Ya en el aire, la aeronave agacha el morro delantero y —colocándose en posición de ataque— acelera su velocidad. Haciendo pantalla con la palma de la mano, todos miran hacia el despuntar del sol, tratando de buscar una señal entre los cirros más elevados, un punto blanco, una traza de humo dibujándose sobre el horizonte.

—¡Ahí está! ¡Arriba, a las tres! —exclama el piloto—. ¿Lo veis? Es el paracaídas desplegado. Por su trayectoria, diría que va a caer por aquellas vegas del noreste. Vamos a tomar tierra.

Los últimos quinientos metros los completan a la carrera. Suvorov va en el grupo de cabeza, saltando entre bancales resecos con su cámara en la mano, sujetándola con la misma fuerza con la que los soldados empuñan sus fusiles AK-47. El suelo cruje bajo sus botas mientras sus pulmones jadean por el esfuerzo. No debería haber fumado antes. Teme llegar demasiado cansado y que el pulso tembloroso no le permita mantener firme el plano.

Se detienen en un pequeño claro, a unos diez metros del lugar del aterrizaje. La imagen que se abre ante su objetivo no anuncia buenos augurios. La tela del paracaídas se ha encizañado sobre sí misma en un gurruño desordenado y el viento la abulta y agita bruscamente contra el suelo como si fuera una enorme bandera desflecada. Sobresaliendo por un costado, yace una figura totalmente inanimada. Parece dormir entre sábanas arrugadas.

—No dejes de grabar —le ordena un oficial—. Es primordial que filmes el estado exacto en el que nos lo encontremos.
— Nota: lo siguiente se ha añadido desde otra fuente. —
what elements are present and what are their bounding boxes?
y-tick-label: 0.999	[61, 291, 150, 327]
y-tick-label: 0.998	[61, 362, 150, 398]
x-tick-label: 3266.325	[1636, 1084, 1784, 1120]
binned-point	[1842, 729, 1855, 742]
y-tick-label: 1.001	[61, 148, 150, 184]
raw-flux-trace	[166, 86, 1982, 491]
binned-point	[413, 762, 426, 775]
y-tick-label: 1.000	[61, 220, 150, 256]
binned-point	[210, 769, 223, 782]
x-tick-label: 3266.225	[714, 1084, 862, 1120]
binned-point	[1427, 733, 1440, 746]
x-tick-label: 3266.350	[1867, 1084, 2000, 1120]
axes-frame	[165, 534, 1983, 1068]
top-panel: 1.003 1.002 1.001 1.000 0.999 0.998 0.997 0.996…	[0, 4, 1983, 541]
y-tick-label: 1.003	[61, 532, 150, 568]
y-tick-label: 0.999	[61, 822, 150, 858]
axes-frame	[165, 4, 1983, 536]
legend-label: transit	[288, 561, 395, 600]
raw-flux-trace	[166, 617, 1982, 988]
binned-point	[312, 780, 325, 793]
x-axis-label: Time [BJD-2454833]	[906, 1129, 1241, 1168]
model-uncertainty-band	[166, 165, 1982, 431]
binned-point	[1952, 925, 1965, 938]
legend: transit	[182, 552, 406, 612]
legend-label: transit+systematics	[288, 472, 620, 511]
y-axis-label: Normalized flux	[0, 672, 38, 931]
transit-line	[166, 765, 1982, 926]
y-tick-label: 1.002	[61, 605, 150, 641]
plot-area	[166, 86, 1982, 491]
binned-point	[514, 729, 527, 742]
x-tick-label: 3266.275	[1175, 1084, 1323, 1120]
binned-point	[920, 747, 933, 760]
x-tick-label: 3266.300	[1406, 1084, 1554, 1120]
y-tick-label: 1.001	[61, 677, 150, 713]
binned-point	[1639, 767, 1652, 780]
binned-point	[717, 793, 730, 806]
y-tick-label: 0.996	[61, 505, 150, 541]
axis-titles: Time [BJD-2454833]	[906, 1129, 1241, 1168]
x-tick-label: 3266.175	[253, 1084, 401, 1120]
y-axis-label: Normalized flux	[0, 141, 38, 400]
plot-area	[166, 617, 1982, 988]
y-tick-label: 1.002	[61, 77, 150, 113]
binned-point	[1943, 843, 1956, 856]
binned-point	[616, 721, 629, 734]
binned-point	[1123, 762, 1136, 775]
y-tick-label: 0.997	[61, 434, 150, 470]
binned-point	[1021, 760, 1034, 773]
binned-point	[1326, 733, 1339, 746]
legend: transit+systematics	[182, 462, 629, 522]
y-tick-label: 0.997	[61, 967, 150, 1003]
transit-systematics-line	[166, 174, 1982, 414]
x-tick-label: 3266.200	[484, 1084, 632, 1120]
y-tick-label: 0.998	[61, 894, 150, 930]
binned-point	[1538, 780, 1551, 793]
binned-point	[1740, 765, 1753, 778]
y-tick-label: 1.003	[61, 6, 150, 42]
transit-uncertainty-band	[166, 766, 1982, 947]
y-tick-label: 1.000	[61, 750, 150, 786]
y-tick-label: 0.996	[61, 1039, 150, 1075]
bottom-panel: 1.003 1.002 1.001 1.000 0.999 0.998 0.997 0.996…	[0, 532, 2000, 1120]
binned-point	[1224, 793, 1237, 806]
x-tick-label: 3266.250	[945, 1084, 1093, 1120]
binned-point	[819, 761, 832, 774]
Está acostado de medio lado. Tiene el uniforme naranja manchado de barro y el casco muestra una ligera abolladura en la sien izquierda. Uno de los soldados se arrodilla ante el cuerpo y le da la vuelta. Suvorov contempla toda la escena a través de la mirilla oscura de su visor. Está convencido de que el piloto ha muerto en el impacto y le preocupa encontrarse con un rostro desfigurado.

Los militares le quitan la escafandra con sumo cuidado y es entonces cuando Suvorov descubre la verdad. El cosmonauta es un muñeco. Su rostro parece hecho de una pasta de goma traslúcida y alguien le ha dibujado —con un trazo infantil— dos equis en las cuencas, imitando los ojos, y una gran «C» tumbada hacia arriba a modo de sonrisa.

—No ha debido hacerse mucho daño al caer —bromea el oficial—. El tipo se está riendo.

Ivan Ivanovich lleva una tela negra cosida al pecho con una advertencia escrita dentro. Está redactada en letras bien grandes y visibles, por si algún aldeano despistado descubriera su cuerpo tumbado en mitad del campo antes de que le diera tiempo a llegar al equipo de rescate. En ella se puede leer: «¡No se asuste, soy una maqueta! Si me encuentra, no me toque ni me mueva y llame al ejército inmediatamente. Soy propiedad del Estado soviético».